During the first quarter of 2025, Global Ferronickel Holdings, Inc. (PSE: FNI), a leading nickel ore producer in the Philippines, reported revenues of ₱1.210 billion, net income attributable to shareholders of ₱177.3 million, and earnings per share of ₱0.0346.
First quarter mining revenues from Palawan reached ₱1.205 billion, up by 105.6% compared to ₱586.2 million in the same period last year, while shipment volumes totaled 505,459 WMT, up by 32.5% from 381,002 WMT in 2024. The average realized nickel ore price rose from US$27.42 to US$41.13 per wet metric ton (WMT), a 50.0% improvement year-on-year, primarily driven by favorable nickel ore prices due to constrained ore supply.
“The early shipment of medium-grade nickel ore to China sets a strong tone for the year. We remain focused on process optimization and innovation to navigate market shifts and geopolitical uncertainties, and to seize growth opportunities,” said FNI President Dante R. Bravo.
Cost of sales amounted to ₱532.3 million, up by 71.9% from ₱309.7 million, reflecting higher shipment volumes during the quarter.
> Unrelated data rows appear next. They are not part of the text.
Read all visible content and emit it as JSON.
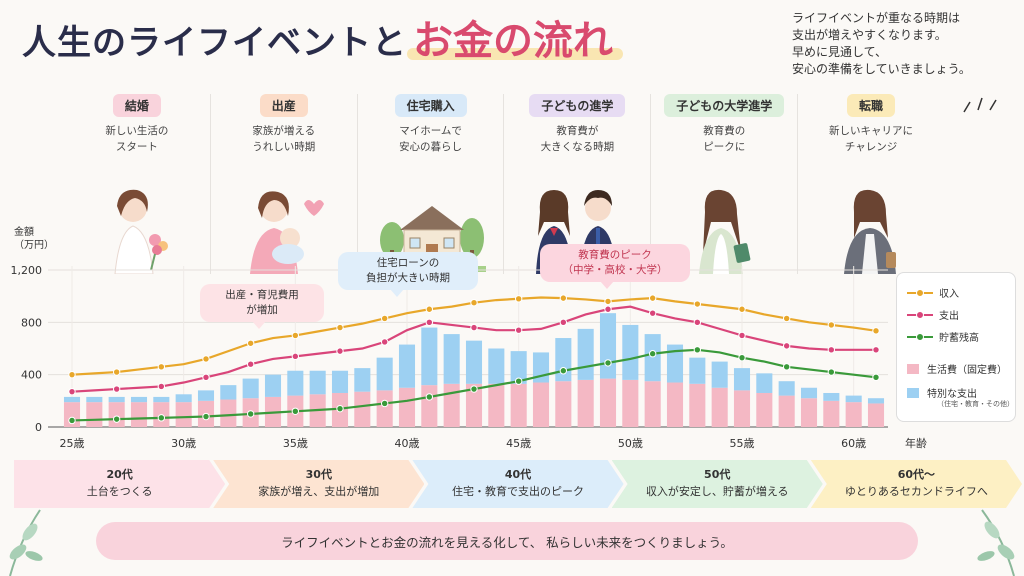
{
  "title": {
    "part1": "人生のライフイベントと",
    "part2": "お金の流れ"
  },
  "note": [
    "ライフイベントが重なる時期は",
    "支出が増えやすくなります。",
    "早めに見通して、",
    "安心の準備をしていきましょう。"
  ],
  "events": [
    {
      "label": "結婚",
      "color": "#f9d3dc",
      "desc": [
        "新しい生活の",
        "スタート"
      ],
      "icon": "bride-with-bouquet-illustration"
    },
    {
      "label": "出産",
      "color": "#fbdcc8",
      "desc": [
        "家族が増える",
        "うれしい時期"
      ],
      "icon": "mother-with-baby-illustration"
    },
    {
      "label": "住宅購入",
      "color": "#d8e9f8",
      "desc": [
        "マイホームで",
        "安心の暮らし"
      ],
      "icon": "house-illustration"
    },
    {
      "label": "子どもの進学",
      "color": "#e7dcf3",
      "desc": [
        "教育費が",
        "大きくなる時期"
      ],
      "icon": "students-illustration"
    },
    {
      "label": "子どもの大学進学",
      "color": "#dcefdc",
      "desc": [
        "教育費の",
        "ピークに"
      ],
      "icon": "university-student-illustration"
    },
    {
      "label": "転職",
      "color": "#fbeab8",
      "desc": [
        "新しいキャリアに",
        "チャレンジ"
      ],
      "icon": "career-woman-illustration"
    }
  ],
  "callouts": {
    "birth": [
      "出産・育児費用",
      "が増加"
    ],
    "housing": [
      "住宅ローンの",
      "負担が大きい時期"
    ],
    "education": [
      "教育費のピーク",
      "（中学・高校・大学）"
    ]
  },
  "chart_data": {
    "type": "bar+line",
    "ylabel": "金額\n（万円）",
    "xlabel": "年齢",
    "ylim": [
      0,
      1200
    ],
    "yticks": [
      0,
      400,
      800,
      "1,200"
    ],
    "x": [
      25,
      26,
      27,
      28,
      29,
      30,
      31,
      32,
      33,
      34,
      35,
      36,
      37,
      38,
      39,
      40,
      41,
      42,
      43,
      44,
      45,
      46,
      47,
      48,
      49,
      50,
      51,
      52,
      53,
      54,
      55,
      56,
      57,
      58,
      59,
      60,
      61
    ],
    "xtick_labels": [
      "25歳",
      "30歳",
      "35歳",
      "40歳",
      "45歳",
      "50歳",
      "55歳",
      "60歳"
    ],
    "xtick_values": [
      25,
      30,
      35,
      40,
      45,
      50,
      55,
      60
    ],
    "series": [
      {
        "name": "収入",
        "kind": "line",
        "color": "#e8a72a",
        "values": [
          400,
          410,
          420,
          440,
          460,
          480,
          520,
          580,
          640,
          680,
          700,
          730,
          760,
          790,
          830,
          870,
          900,
          920,
          950,
          970,
          980,
          990,
          985,
          975,
          960,
          975,
          985,
          960,
          940,
          920,
          900,
          860,
          830,
          800,
          780,
          760,
          735
        ]
      },
      {
        "name": "支出",
        "kind": "line",
        "color": "#d9457a",
        "values": [
          270,
          280,
          290,
          300,
          310,
          340,
          380,
          420,
          480,
          520,
          540,
          560,
          580,
          600,
          650,
          740,
          800,
          780,
          760,
          740,
          740,
          750,
          800,
          860,
          900,
          920,
          870,
          830,
          800,
          750,
          700,
          660,
          620,
          600,
          590,
          590,
          590
        ]
      },
      {
        "name": "貯蓄残高",
        "kind": "line",
        "color": "#3a9a3a",
        "values": [
          50,
          55,
          60,
          65,
          70,
          75,
          80,
          90,
          100,
          110,
          120,
          130,
          140,
          160,
          180,
          200,
          230,
          260,
          290,
          320,
          350,
          390,
          430,
          460,
          490,
          520,
          560,
          580,
          590,
          570,
          530,
          500,
          460,
          440,
          420,
          400,
          380
        ]
      },
      {
        "name": "生活費（固定費）",
        "kind": "bar",
        "color": "#f4b8c4",
        "values": [
          190,
          190,
          190,
          190,
          190,
          190,
          200,
          210,
          220,
          230,
          240,
          250,
          260,
          270,
          280,
          300,
          320,
          330,
          330,
          330,
          330,
          340,
          350,
          360,
          370,
          360,
          350,
          340,
          330,
          300,
          280,
          260,
          240,
          220,
          200,
          190,
          180
        ]
      },
      {
        "name": "特別な支出",
        "legend_sub": "（住宅・教育・その他）",
        "kind": "bar",
        "color": "#9dd0f2",
        "values": [
          40,
          40,
          40,
          40,
          40,
          60,
          80,
          110,
          150,
          170,
          190,
          180,
          170,
          180,
          250,
          330,
          440,
          380,
          330,
          270,
          250,
          230,
          330,
          390,
          500,
          420,
          360,
          290,
          200,
          200,
          170,
          150,
          110,
          80,
          60,
          50,
          40
        ]
      }
    ],
    "grid": true
  },
  "decades": [
    {
      "age": "20代",
      "desc": "土台をつくる",
      "color": "#fde2e8"
    },
    {
      "age": "30代",
      "desc": "家族が増え、支出が増加",
      "color": "#fde4d2"
    },
    {
      "age": "40代",
      "desc": "住宅・教育で支出のピーク",
      "color": "#dcedfa"
    },
    {
      "age": "50代",
      "desc": "収入が安定し、貯蓄が増える",
      "color": "#ddf2e0"
    },
    {
      "age": "60代〜",
      "desc": "ゆとりあるセカンドライフへ",
      "color": "#fdf0c4"
    }
  ],
  "banner": "ライフイベントとお金の流れを見える化して、 私らしい未来をつくりましょう。"
}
Operating costs, namely excise taxes and royalties, general and administrative, and shipping and distribution went up by 55.0%, from ₱279.6 million in the same period last year to ₱433.3 million this year. Said increase is attributable largely to the timing difference in business tax settlements and provisions for Input VAT impairment.
Despite higher costs, net income attributable to FNI shareholders surged by 1,568.2% to ₱177.3 million, from just ₱10.6 million a year ago. EPS correspondingly improved from ₱0.0021 to ₱0.0346.
“We look to advance strategies that grow our resource base, expand our customer reach, and solidify our role in the nickel value chain. This is how we plan to sustain our goal of creating meaningful long-term impact for all our stakeholders,” Atty. Bravo added.